How to Meet the Rainbow
College brings together people from all walks of life, often different from ours. Talking across differences means having open and honest dialogue in order to share and learn about diverse experiences. Kyle Clark, associate director of the University of Texas at Austin’s New Student Services, advises students “to seek to understand and to be understood. The idea is that you want to be open to listening to other people tell their story—and then be willing to share your own story—and to do so in a respectful way.” College is a time for young people to learn and engage with others. The experience can be uncomfortable, but encourage your child not to run from it. These conversations can be eye-opening, as University of Georgia senior Mason Gepp found. “I wouldn’t say that my perspective had completely changed, but a conversation with a friend who lived in a poorer part of the Latin American community in Athens [Georgia] shed light on some important issues surrounding immigration reform in America. While I knew the issue was complicated, I had never before heard primary accounts from [people] who had faced certain situations with authorities because they were from Mexico.”
How to Know When to Step In and Step Out
This generation of college parents is more connected and has greater access to information because of technology and social media. You have a better ability to solve problems and be involved, but remember that your child needs you in a different way now. Don’t be a helicopter parent and another source of stress. Just assure your child that you are a mere phone call away
One mother’s take:
“Letting go is not easy. I remind myself that this opportunity is what’s best for our child and that what we ultimately want is for them to be independent and happy,” says Marcie Ferber, parent of a recent college grad, a college junior and a high school senior.
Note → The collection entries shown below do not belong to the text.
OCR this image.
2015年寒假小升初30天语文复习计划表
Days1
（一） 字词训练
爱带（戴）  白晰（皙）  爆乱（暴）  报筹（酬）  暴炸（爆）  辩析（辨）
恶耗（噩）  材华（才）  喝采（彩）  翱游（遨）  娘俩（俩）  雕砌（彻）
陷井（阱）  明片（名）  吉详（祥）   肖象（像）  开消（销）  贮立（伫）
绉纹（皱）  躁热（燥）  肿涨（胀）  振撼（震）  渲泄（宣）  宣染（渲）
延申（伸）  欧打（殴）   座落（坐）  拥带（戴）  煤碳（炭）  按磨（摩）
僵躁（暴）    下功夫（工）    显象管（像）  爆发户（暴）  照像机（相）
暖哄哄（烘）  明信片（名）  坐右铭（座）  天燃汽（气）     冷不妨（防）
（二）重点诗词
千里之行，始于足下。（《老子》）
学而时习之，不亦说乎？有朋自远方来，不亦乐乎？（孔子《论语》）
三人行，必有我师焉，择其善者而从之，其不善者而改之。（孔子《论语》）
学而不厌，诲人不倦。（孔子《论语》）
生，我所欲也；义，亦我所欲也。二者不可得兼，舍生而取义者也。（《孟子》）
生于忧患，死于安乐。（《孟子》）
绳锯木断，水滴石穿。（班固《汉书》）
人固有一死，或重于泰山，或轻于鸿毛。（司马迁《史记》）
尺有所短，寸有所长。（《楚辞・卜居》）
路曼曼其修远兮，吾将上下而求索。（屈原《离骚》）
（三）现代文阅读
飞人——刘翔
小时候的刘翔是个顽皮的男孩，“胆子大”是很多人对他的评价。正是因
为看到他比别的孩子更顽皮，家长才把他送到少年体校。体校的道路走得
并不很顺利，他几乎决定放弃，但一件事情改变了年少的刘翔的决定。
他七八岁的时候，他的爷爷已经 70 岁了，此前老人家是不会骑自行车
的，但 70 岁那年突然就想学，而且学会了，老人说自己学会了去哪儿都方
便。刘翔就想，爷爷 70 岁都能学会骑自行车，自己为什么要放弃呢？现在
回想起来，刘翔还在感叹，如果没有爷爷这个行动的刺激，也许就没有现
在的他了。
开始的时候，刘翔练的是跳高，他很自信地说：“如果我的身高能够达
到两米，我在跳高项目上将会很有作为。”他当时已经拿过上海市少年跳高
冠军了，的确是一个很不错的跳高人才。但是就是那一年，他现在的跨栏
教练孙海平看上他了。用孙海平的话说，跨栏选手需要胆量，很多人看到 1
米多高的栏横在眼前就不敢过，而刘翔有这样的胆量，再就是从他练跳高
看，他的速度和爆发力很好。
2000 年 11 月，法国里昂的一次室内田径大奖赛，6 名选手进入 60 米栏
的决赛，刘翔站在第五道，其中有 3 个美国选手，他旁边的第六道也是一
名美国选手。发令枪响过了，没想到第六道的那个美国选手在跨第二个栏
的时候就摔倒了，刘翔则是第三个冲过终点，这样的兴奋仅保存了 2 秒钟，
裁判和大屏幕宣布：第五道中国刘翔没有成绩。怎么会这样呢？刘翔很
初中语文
One recent graduate’s take:
“My family is very close, so for the first few weeks, not seeing them every day was strange and sad, but we managed to stay in touch. Now I call my parents every week to find out what’s going on back home, to let them know what’s happening in my life and sometimes just to talk,” says Daniel Wilco, a recent graduate of the University of North Carolina at Chapel Hill.
How to Keep Our Children Safe
At college parties, there is a high probability that alcohol will be present, so talk to your child about drinking responsibly and being vigilant. Running the risk of a terrible hangover is not students' only worry: They have to raise their awareness about issues like date rape, drunk driving, alcohol poisoning and potentially disrespecting their classmates and themselves.
Make sure you impress upon your college-bound teen the importance of staying true to himself and not succumbing to peer pressure. Georgia State University senior Daniel Gilstrap advises incoming freshmen, “Don’t do anything that you aren’t comfortable with.” Remind students that partying isn’t the only option on Saturday nights. There are plenty of activities, from local movies and plays to a game night in their residence hall. “I realized pretty early on that most frat parties were not remotely amusing for me, so I stopped going to them and found other ways to experience the nightlife and have fun,” says graduate Daniel Wilco.
How to Reinvent
When kids go off to college, no matter what kids were labeled in high school—the geek, the jock, the awkward kid—they can reinvent themselves. “There are no pre-existing cliques, so you’re allowed to hang with whomever you want,” says Mary Elise Grassmuck, 23, a recent graduate of Trinity University. “I went from being kind of quiet to having an extensive network of friends and acquaintances and being president of my sorority. You can literally be whoever you want to be.”